When you carry a gene mutation that supposedly is involved in a serious disease, would you want to know that? Most people will impulsively say “yes”. But if you think it through the answer isn’t so straightforward. Such knowledge could radically change your life. And what for? Carrying the gene variation doesn’t necessarily mean you will actually get the disease. So, read on and think again!
Genetic testing, whole genome sequencing, everything about genes has taken center stage in medical research. But the first thing to realise is that of more than ninety percent of the genes in the humane genome we still don’t know what their function is. Scientists all over the world search frantically for the answers to the questions about which gene does what. But to put it bluntly: so far, we know hardly anything.
Yes, we have produced a listing of the entire human genetic code. But that is in fact nothing more than writing down an extensive series of letters, about three billion pairs. If you can’t read those letters it will have no meaning to you. Well, we can read them, but the meaning of what is written is still outside of our grasp.
Step by step – and those are very, very small steps -, we are discovering mutations in certain genes that seem to be involved in certain diseases. But hardly any rock-hard facts yet. We are far from having a clear, big picture of which gene mutations are causing which disease. And the question is whether we will ever get such a picture since there’s so much interaction and the processes at work are very complicated. Let alone that environmental influences are for a large part responsible for whether or not these genes will be activated and indeed start the disease process.
But although we don’t know much yet about the significance of all our about 20,000 genes, we have advanced tremendously in the field of genetic testing. Methods to unravel a person’s DNA have become very sophisticated. Testing is a lot faster nowadays and also much more affordable.
A series of different genetic tests exist. The best-known is the DNA test that can determine whether two people are related to one another. This is used for instance when someone is trying to find his or her biological father or mother. DNA profiling, as this type of testing is called, is also employed in court, for example to find out whether the semen found came from the suspect in a sex crime.
In this type of genetic tests, laboratory assistants only study the DNA molecule as it has been taken from a person concerned and compare this with the other DNA molecule involved. Although about 99,9 percent of human DNA sequences are the same in every person, there’s still enough difference to distinguish one individual from the other.
Other kinds of genetic screening focus on finding abnormalities in chromosomes, genes, or proteins. They search for genetic mutations, mainly for medical purposes. To perform the tests, a sample of blood, hair, skin, amniotic fluid, or other tissue can be used. The most famous sample is the buccal smear, produced via a mouth swab.
Lately, a growing number of direct-to-consumer genetic tests have come onto the market. They are for sale at the chemist’s without involvement of a doctor. Certain tests will look for breast cancer mutations, others for mutations linked to cystic fibrosis. There is a lot of controversy surrounding these types of tests. The test results can easily be misread with all its consequences.

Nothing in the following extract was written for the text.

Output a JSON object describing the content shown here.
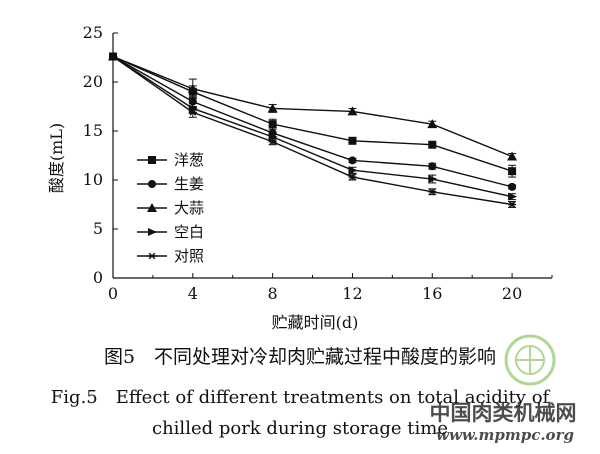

“Based on your DNA, we’ll provide specific health recommendations for you”, advertises one of the producers of an over-the-counter genetic test. Apart from the doubt about the accuracy of such tests, even more concerns exist about the following health advice since it is still poorly understood how DNA variations actually may lead to certain diseases. Then there’s less harm in a DNA test promising a dietary advice based on your genes. It is only a waste of money.

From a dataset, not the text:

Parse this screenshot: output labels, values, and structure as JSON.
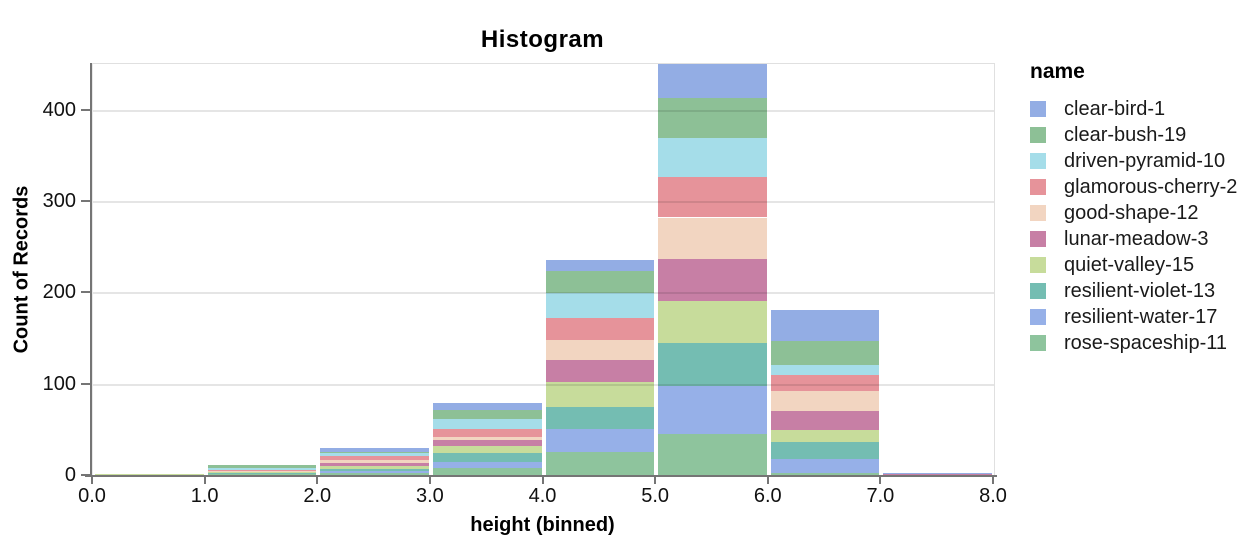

In exceptional cases, it may be useful to know whether you carry a certain genetic mutation. A very clear case of such a hereditary disease is Huntington’s disease, an incurable disorder that damages parts of the brain, affects muscle coordination and leads to cognitive decline. Huntington’s disease is caused by just one defective gene. When father or mother carries this faulty gene, children have a fifty percent chance to also get the disease by the time they’re adults, mostly between 35 and 45 years of age.
It turns out only a small percentage of people from families with Huntington’s cases want to undergo genetic screening. Knowing that in about twenty years’ time you will succumb to a disease with a terrible degenerating course, while you are still in perfect health at the moment, is a burden almost impossible to bear. Persons in that situation often choose a fairly normal life in the healthy years ahead, although in the background the dark threat of the disease constantly looms.
A potential negative effect of genetic testing may be genetic discrimination. Companies that look to hire someone may stop the procedure when a genetic test of the candidate has shown certain defects. Insurance companies may refuse to cover a potential customer carrying some defective genes that appear to be involved in the development of for instance cancer. And you yourself may forget to enjoy life if you are afraid to possibly get certain diseases that may be connected to some abnormalities in your genome.
The newest hype is prenatal whole genome sequencing. For about one thousand US dollars, parents can have the complete genome of their still unborn baby written out for them. They end up with a massive amount of information – describing all the gene variations – most of which even the best-informed scientists don’t know what it means. This will create huge anxiety in the expecting parents. It may influence the way in which they will raise their child. And what about the child? Don’t we all have the “right not to know” and shouldn’t we all be allowed to personally make the choice whether we want to know or not?